January 3, 1891 (January 15, New Style) saw the birth of one of Russia’s most subtle, exquisite, complex, and insightful poets – Osip Mandelstam. A strange man – half mad, quarrelsome, and considered unpleasant by some – he was also a remarkable genius.
Mandelstam was not an easy man to get along with. He was an abrasive fault-finder who lived much of his life in penury. Before being arrested and sent into exile, he was denied the right to publish.
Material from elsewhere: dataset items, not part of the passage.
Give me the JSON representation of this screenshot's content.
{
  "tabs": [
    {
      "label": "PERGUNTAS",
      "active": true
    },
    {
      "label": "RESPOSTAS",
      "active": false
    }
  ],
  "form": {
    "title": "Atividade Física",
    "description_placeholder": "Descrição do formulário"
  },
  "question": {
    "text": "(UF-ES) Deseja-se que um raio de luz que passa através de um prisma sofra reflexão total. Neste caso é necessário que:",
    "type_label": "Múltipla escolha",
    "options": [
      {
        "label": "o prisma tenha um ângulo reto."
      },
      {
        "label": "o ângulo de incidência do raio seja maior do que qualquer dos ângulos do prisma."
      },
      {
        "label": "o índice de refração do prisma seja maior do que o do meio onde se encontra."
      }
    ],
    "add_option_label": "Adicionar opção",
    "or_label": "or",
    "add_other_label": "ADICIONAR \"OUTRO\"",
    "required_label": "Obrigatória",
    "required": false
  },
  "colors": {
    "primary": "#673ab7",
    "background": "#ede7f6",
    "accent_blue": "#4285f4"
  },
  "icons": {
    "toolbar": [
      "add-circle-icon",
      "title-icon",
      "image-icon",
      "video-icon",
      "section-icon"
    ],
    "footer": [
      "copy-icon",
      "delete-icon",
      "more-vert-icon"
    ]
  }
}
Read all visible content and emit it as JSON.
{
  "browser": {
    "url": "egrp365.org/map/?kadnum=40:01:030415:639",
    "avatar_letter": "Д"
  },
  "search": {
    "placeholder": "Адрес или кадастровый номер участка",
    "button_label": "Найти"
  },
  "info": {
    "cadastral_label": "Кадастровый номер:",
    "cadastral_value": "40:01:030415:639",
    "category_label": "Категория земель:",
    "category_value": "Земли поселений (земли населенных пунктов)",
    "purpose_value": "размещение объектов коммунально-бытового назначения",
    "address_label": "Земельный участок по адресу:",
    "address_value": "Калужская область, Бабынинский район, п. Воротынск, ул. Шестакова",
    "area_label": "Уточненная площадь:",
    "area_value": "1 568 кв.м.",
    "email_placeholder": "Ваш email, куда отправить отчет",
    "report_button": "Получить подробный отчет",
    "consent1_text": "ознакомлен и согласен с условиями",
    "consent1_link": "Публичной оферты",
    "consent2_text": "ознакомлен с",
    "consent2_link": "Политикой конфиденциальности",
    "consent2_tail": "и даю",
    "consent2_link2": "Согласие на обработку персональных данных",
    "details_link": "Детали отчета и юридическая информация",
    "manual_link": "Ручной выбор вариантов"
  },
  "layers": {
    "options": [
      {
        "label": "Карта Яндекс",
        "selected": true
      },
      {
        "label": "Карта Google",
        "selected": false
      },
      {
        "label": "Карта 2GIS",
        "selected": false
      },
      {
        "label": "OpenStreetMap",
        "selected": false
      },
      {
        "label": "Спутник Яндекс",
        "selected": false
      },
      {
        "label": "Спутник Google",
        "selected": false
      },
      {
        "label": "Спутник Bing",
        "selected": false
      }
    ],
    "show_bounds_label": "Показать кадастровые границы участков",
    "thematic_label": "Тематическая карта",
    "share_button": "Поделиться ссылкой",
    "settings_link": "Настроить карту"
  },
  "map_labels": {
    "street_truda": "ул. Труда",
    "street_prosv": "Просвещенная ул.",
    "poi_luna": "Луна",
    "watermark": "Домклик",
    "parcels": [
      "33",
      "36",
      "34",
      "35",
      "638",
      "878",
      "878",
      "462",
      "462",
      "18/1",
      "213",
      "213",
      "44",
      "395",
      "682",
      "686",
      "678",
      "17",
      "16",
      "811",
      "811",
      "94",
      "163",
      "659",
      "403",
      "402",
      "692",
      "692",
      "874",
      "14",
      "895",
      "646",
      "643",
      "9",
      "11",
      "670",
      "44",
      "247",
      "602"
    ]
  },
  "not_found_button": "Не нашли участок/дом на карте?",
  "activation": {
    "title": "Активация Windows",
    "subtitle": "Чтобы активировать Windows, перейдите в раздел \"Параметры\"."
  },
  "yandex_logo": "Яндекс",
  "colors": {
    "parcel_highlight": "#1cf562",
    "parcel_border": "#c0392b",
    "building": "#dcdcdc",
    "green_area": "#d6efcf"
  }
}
He lost his mind from desperation and horror, all the while continuing to write poetry of stunning grandeur.
Despite being plagued by terror of the regime, he boldly tore into Stalinism with lines like
We can no longer feel our country beneath us.... Take me into the night, where the Yenisey reigns And the pine trees reach up to the skies, For it is not wolf blood that runs through my veins And my own kind will bring my demise.
This man, whose words painted pictures of transcendent refinement –
A little red wine A little May sun And breaking a slender biscuit, Slender fingers of white.
– met his end in a transit camp outside Vladivostok, done in by hunger or typhus, or perhaps by both.
The camp has since been replaced with a memorial, a frequent target of vandals.
Photo above: A defiant Osip Mandelstam, upon his first arrest, in 1934, for writing (and openly reciting) a poem unflattering to Stalin after witnessing the horrors of the famine in Ukraine. This led to exile in the North and then Voronezh. He was arrested again in 1938 and died soon thereafter.